Proper Internet Usage
• No illegal or pirated information or software should be downloaded or viewed.
• Passwords for personal use should be of different variation from those used within
NLTCC.
• NLTCC prohibits employees from using the Internet to visit sites that are pornographic,
sexually explicit, racial or ethnically biased or harassing or offensive in any way, either
graphic or in text form, other than authorized academic purposes.
• NLTCC reserves the right to monitor any and all network activities to and from your
computer including Internet access. Such activities may be archived and monitored at a
future date.
• Similarly, the unauthorized copying of commercial software packages for which the
College is liable through licensing agreements or the introduction of any unauthorized
software to a College computer is considered inappropriate and a violation of Internet
usage and/or copyright laws and may be prosecuted.
• The NLTCC website on the Internet is an official publication of the College. All web
pages linked to it are also official publications of the College. As such, the content of
these pages should promote the College, its programs, faculty and staff in a positive light,
consistent with its mission.
• The creation and maintenance of web pages by units within the College are encouraged
as a means of promoting NLTCC, its programs, faculty, and staff.
• These pages require the Director and Public Relations Committee’s before publication
and must be administered according to the College’s Internet Web Pages policy.
• Inappropriate Internet usage will result in the loss of Internet access and may result in
further disciplinary action, up to and including termination.
WIRELESS ACCESS
Wi-Fi Purpose
• NLTCC is the host to a Wi-Fi network that is available to employees, students, and
authorized guests.
• Employees and students use their NLTCC email account username to connect to the Wi
Fi network.
• Upon request, a special user account can be set up for doing business with the college for
a specified time period.
Wi-Fi Usage
• Wi-Fi coverage is campus-wide at all NLTCC locations.
• Access is available to connect to the Internet via devices such as laptops and mobile
phones.
• Individual users must configure personal devices for wireless network connection.
END USER ACCOUNTS
The College is linked to the Internet and to other networks either directly or indirectly. Access to
these networks by faculty, staff, and students is granted because of employment or enrollment at
the College.
NLTCC faculty and staff members may be granted access to the College's network and
mainframe if deemed appropriate for their position or department. For detailed instructions on
how to become a user of the College's network and/or mainframe systems, employees should
refer to the College’s Technology Services policy.
Since user account access is an integral part of security for the College’s technology
infrastructure, access is granted based on a number of general practices. The following
guidelines have been established.
Account Creation
• A request for account access is submitted electronically via the IT Help Desk system.
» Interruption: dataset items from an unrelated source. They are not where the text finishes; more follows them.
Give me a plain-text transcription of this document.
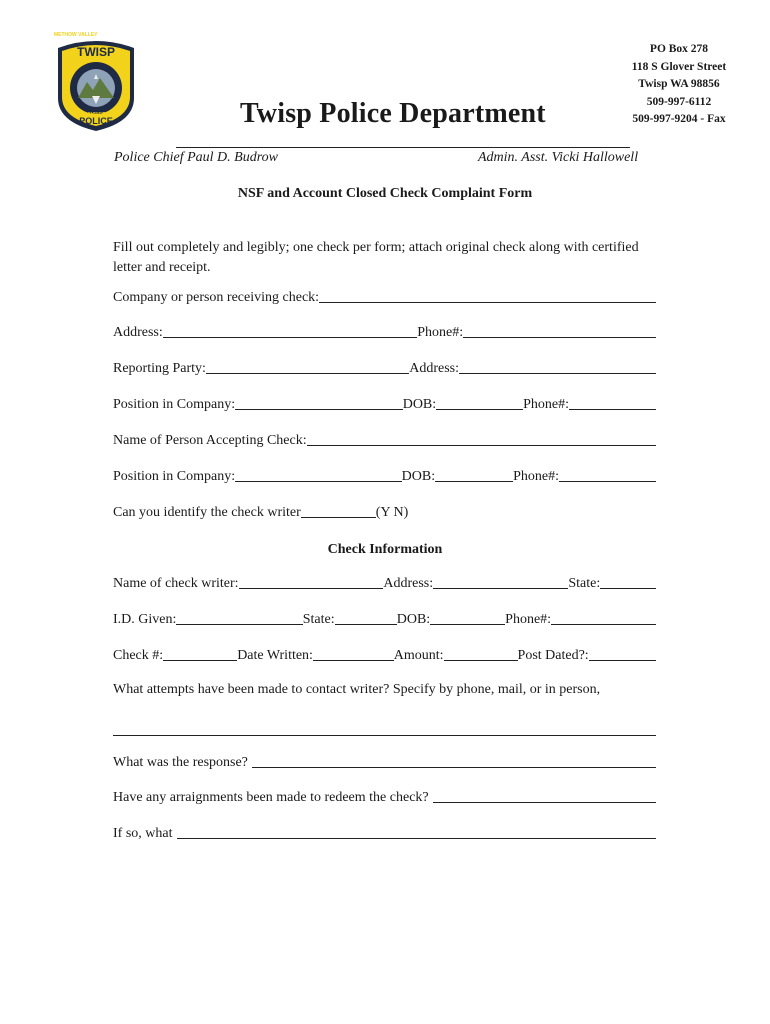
TWISP
METHOW VALLEY
WASHINGTON
POLICE	Twisp Police Department
PO Box 278
118 S Glover Street
Twisp WA 98856
509-997-6112
509-997-9204 - Fax
Police Chief Paul D. Budrow	Admin. Asst. Vicki Hallowell
NSF and Account Closed Check Complaint Form
Fill out completely and legibly; one check per form; attach original check along with certified letter and receipt.
Company or person receiving check:
Address:	Phone#:
Reporting Party:	Address:
Position in Company:	DOB:	Phone#:
Name of Person Accepting Check:
Position in Company:	DOB:	Phone#:
Can you identify the check writer	(Y N)
Check Information
Name of check writer:	Address:	State:
I.D. Given:	State:	DOB:	Phone#:
Check #:	Date Written:	Amount:	Post Dated?:
What attempts have been made to contact writer? Specify by phone, mail, or in person,
What was the response?
Have any arraignments been made to redeem the check?
If so, what
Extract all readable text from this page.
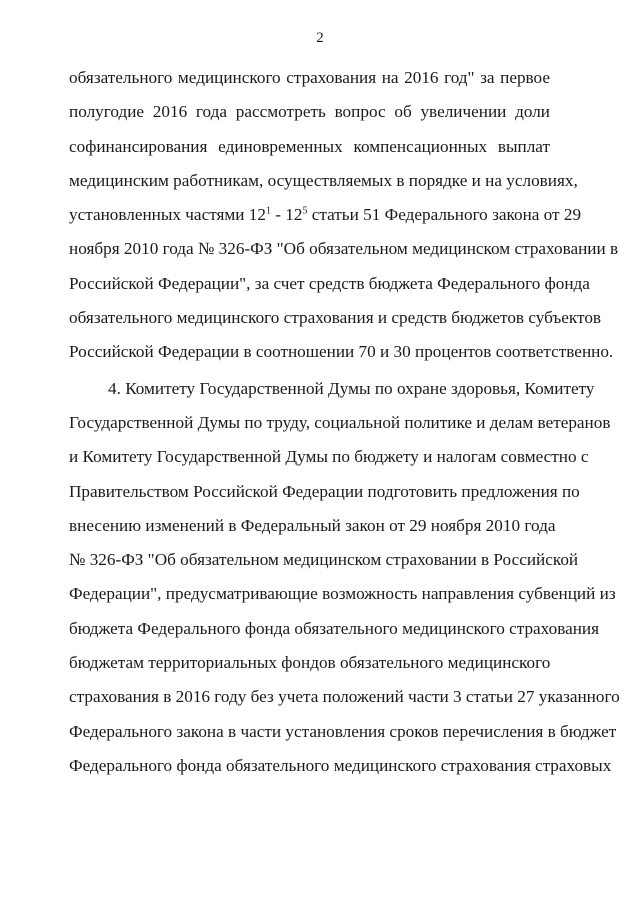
2
обязательного медицинского страхования на 2016 год" за первое
полугодие 2016 года рассмотреть вопрос об увеличении доли
софинансирования единовременных компенсационных выплат
медицинским работникам, осуществляемых в порядке и на условиях,
установленных частями $12^1 - 12^5$ статьи 51 Федерального закона от 29
ноября 2010 года № 326-ФЗ "Об обязательном медицинском страховании в
Российской Федерации", за счет средств бюджета Федерального фонда
обязательного медицинского страхования и средств бюджетов субъектов
Российской Федерации в соотношении 70 и 30 процентов соответственно.
4. Комитету Государственной Думы по охране здоровья, Комитету
Государственной Думы по труду, социальной политике и делам ветеранов
и Комитету Государственной Думы по бюджету и налогам совместно с
Правительством Российской Федерации подготовить предложения по
внесению изменений в Федеральный закон от 29 ноября 2010 года
№ 326-ФЗ "Об обязательном медицинском страховании в Российской
Федерации", предусматривающие возможность направления субвенций из
бюджета Федерального фонда обязательного медицинского страхования
бюджетам территориальных фондов обязательного медицинского
страхования в 2016 году без учета положений части 3 статьи 27 указанного
Федерального закона в части установления сроков перечисления в бюджет
Федерального фонда обязательного медицинского страхования страховых
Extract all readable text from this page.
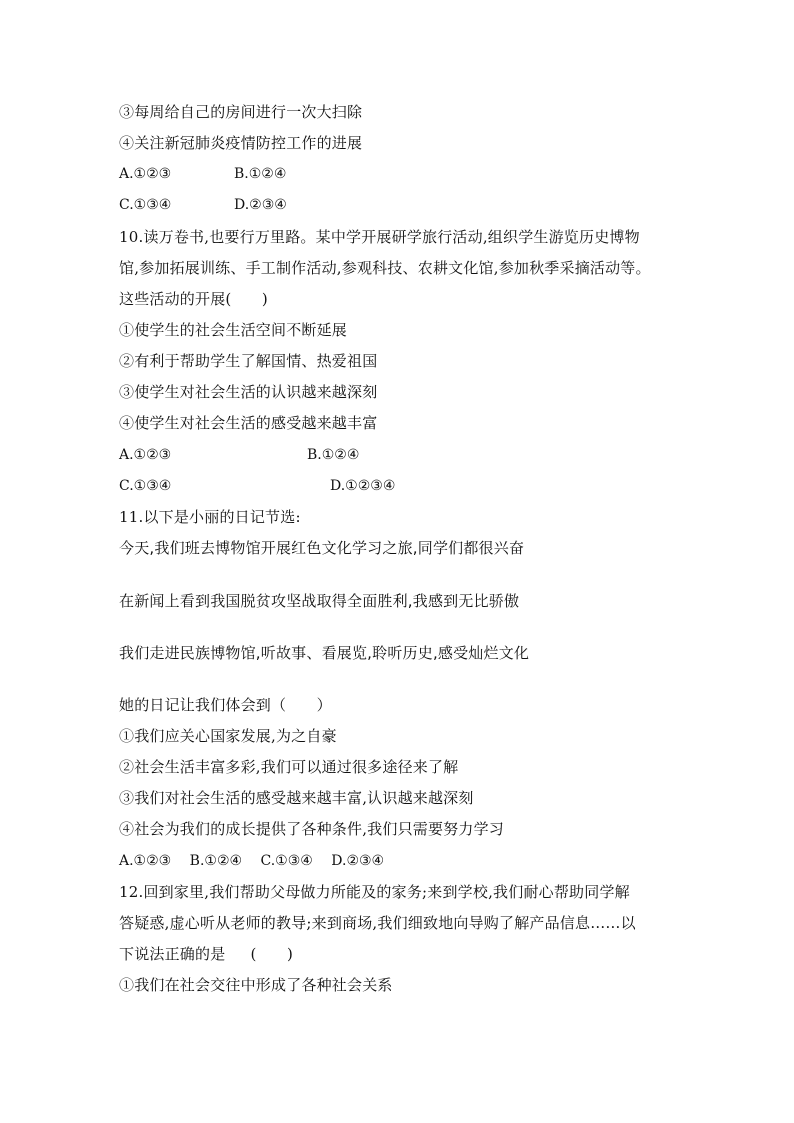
③每周给自己的房间进行一次大扫除
④关注新冠肺炎疫情防控工作的进展
A.①②③	B.①②④
C.①③④	D.②③④
10.读万卷书,也要行万里路。某中学开展研学旅行活动,组织学生游览历史博物
馆,参加拓展训练、手工制作活动,参观科技、农耕文化馆,参加秋季采摘活动等。
这些活动的开展(　　)
①使学生的社会生活空间不断延展
②有利于帮助学生了解国情、热爱祖国
③使学生对社会生活的认识越来越深刻
④使学生对社会生活的感受越来越丰富
A.①②③	B.①②④
C.①③④	D.①②③④
11.以下是小丽的日记节选:
今天,我们班去博物馆开展红色文化学习之旅,同学们都很兴奋
在新闻上看到我国脱贫攻坚战取得全面胜利,我感到无比骄傲
我们走进民族博物馆,听故事、看展览,聆听历史,感受灿烂文化
她的日记让我们体会到（　　）
①我们应关心国家发展,为之自豪
②社会生活丰富多彩,我们可以通过很多途径来了解
③我们对社会生活的感受越来越丰富,认识越来越深刻
④社会为我们的成长提供了各种条件,我们只需要努力学习
A.①②③　 B.①②④　 C.①③④　 D.②③④
12.回到家里,我们帮助父母做力所能及的家务;来到学校,我们耐心帮助同学解
答疑惑,虚心听从老师的教导;来到商场,我们细致地向导购了解产品信息……以
下说法正确的是　  (　　)
①我们在社会交往中形成了各种社会关系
When a request is submitted, it is electronically routed for approval to the employee's
supervisor and data manager, if applicable.
• The employee’s job function and department requirements will determine the level of
access to system resources.
• At a very minimum, all accounts require both a username and a password.
• Sharing of end-user accounts between users is prohibited.
• When an account has been established, electronic notification will be sent to the requestor
and the new employee’s supervisor.
Account Logons and Passwords
NLTCC faculty, staff and students may be issued logon ids that are used to access various
information technology systems and resources provided by the College. This logon id will
remain valid for the period the individual is associated with the College.
All users with logon ids and passwords to the College’s technology resources should be aware of
the following:
• The logon id owner is responsible for all actions and functions performed by his/her
logon id.
• Passwords used in association with the logon ids are to be safeguarded and neither logon
ids nor passwords are to be shared by any two individuals. (with the exception of general
office email accounts)
• Logon ids or passwords may not be shared with another person other than a designated IT
representative.
• Proper use of the logon id is the responsibility of the individual under whose name it has
been assigned.
Password Selection and Management
Potentially, serious damage can occur if a user’s password is not safeguarded. Therefore,
passwords should be changed regularly. Passwords are used to authenticate an end-user’s
identity and to establish accountability. A password that is easily guessed is not an effective
password and compromises security and accountability of actions taken by the logon id, which
represents the end-user's identity.
• All end-users with logon ids and passwords to the College’s technology resources should
practice the following:
• The recycle or re-use of passwords shall be reasonably limited.
• Users are advised to change the initial password on a new account immediately.
• Passwords should be selected that are difficult to guess by others.
• Mainframe passwords should be at least eight (8) characters in length, must be in lower
case, and may consist of a combination of letters, characters, and numbers
(alphanumeric).
• Network passwords should be at least eight (8) characters in length.
• Network password complexity must contain at least 3 of the following 4 categories:
English upper case characters (A-Z), English lower case characters (a-z), Base 10 digits
(0-9), and non-alphanumeric characters (e.g. %, &, !).
• It is strongly suggested that passwords should not include your logon id, your name, your
spouse’s name, children’s or pet's name, or any other names commonly known to others.
• Users will be held accountable for password selection and protection.
• A user’s password must not include anything derogatory, offensive, or defamatory.
• It is strongly suggested that passwords are not written down or stored in a place that can
be accessed easily by others.
• All passwords shall be changed whenever it is determined that a system security may
have been compromised.
• When requesting a password reset, individuals will be asked a security question(s) to
verify the identity of the person requesting the action.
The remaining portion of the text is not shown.